Алексеев отпустил бойцов, старшину и обратился к ней:
— Спасибо, бабушка, за обогрев, приют, но теплые хаты пока не для нас. Дела ждут неотложные. Вы знаете о них. Врага надо бить, поскорее кончать с войной.
— То-то и оно! Война… Сколько людей под открытым небом!
— Мы — люди привычные, мамаша, — сказал политрук. — Огнем опаленные, морозом каленые, кострами закопченные. Родное небо — крыша отчая.
— Вы-то да. А каково бездомным матерям и детям? Каждую ночь небо в пожарных сполохах. Поглядеть — за Друтью пожар, за Березиной — пожар… А вить то не костры жгут, а хаты, людской кров.
Старушка уткнулась в конец шали, зашмыгала носом. Колюпанов повесил на плечо автомат, подошел к ней, по-сыновьи обнял:
— Не плачь, мать. Скоро уймем пожары. Всех поджигателей с родной земли сметем.

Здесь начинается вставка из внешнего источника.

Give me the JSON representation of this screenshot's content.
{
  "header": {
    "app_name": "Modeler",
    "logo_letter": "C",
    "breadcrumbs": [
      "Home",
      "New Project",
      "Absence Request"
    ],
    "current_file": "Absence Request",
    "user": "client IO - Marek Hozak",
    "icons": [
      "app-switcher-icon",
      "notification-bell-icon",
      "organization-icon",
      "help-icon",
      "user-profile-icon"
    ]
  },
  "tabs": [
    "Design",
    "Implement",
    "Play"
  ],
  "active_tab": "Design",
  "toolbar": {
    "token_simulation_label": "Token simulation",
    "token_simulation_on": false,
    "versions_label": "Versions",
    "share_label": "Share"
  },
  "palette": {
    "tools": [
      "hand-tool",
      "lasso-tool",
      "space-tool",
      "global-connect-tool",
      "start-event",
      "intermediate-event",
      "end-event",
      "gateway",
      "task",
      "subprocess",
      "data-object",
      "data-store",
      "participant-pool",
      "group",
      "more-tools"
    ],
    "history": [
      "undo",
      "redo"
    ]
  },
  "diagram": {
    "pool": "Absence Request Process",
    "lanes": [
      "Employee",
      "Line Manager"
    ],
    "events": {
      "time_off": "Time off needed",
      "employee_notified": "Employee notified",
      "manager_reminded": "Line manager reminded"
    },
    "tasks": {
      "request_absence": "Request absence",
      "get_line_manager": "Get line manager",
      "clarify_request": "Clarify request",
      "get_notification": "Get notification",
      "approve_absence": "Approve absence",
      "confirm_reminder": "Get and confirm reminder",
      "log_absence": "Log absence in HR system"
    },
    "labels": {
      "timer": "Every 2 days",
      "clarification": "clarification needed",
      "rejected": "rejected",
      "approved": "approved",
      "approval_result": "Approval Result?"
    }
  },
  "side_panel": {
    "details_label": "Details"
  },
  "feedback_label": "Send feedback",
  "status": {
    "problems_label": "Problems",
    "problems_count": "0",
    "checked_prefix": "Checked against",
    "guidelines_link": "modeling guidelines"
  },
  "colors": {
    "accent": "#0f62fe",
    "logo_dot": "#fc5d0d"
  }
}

— Дай бог-то… Дай бог, — ответила старушка, утирая концом шали глаза.
Она заглянула на печку, покликала мужа:
— Дед, очнися! Уезжают гости наши.
— Так что ж тут сказать, — отозвался старик. — Им виднее, что и когда… Они — люди военные. С богом… Сухого пороха, меткого глаза…
В сенях сухо заскрипели шаги, и в хату в клубах морозного воздуха ввалился с плеткой в руке командир отделения конной разведки.
— Разрешите доложить, товарищ майор?
— Докладывайте, — кивнул Алексеев, накидывая на полушубок ремень с пистолетом и гранатной сумкой.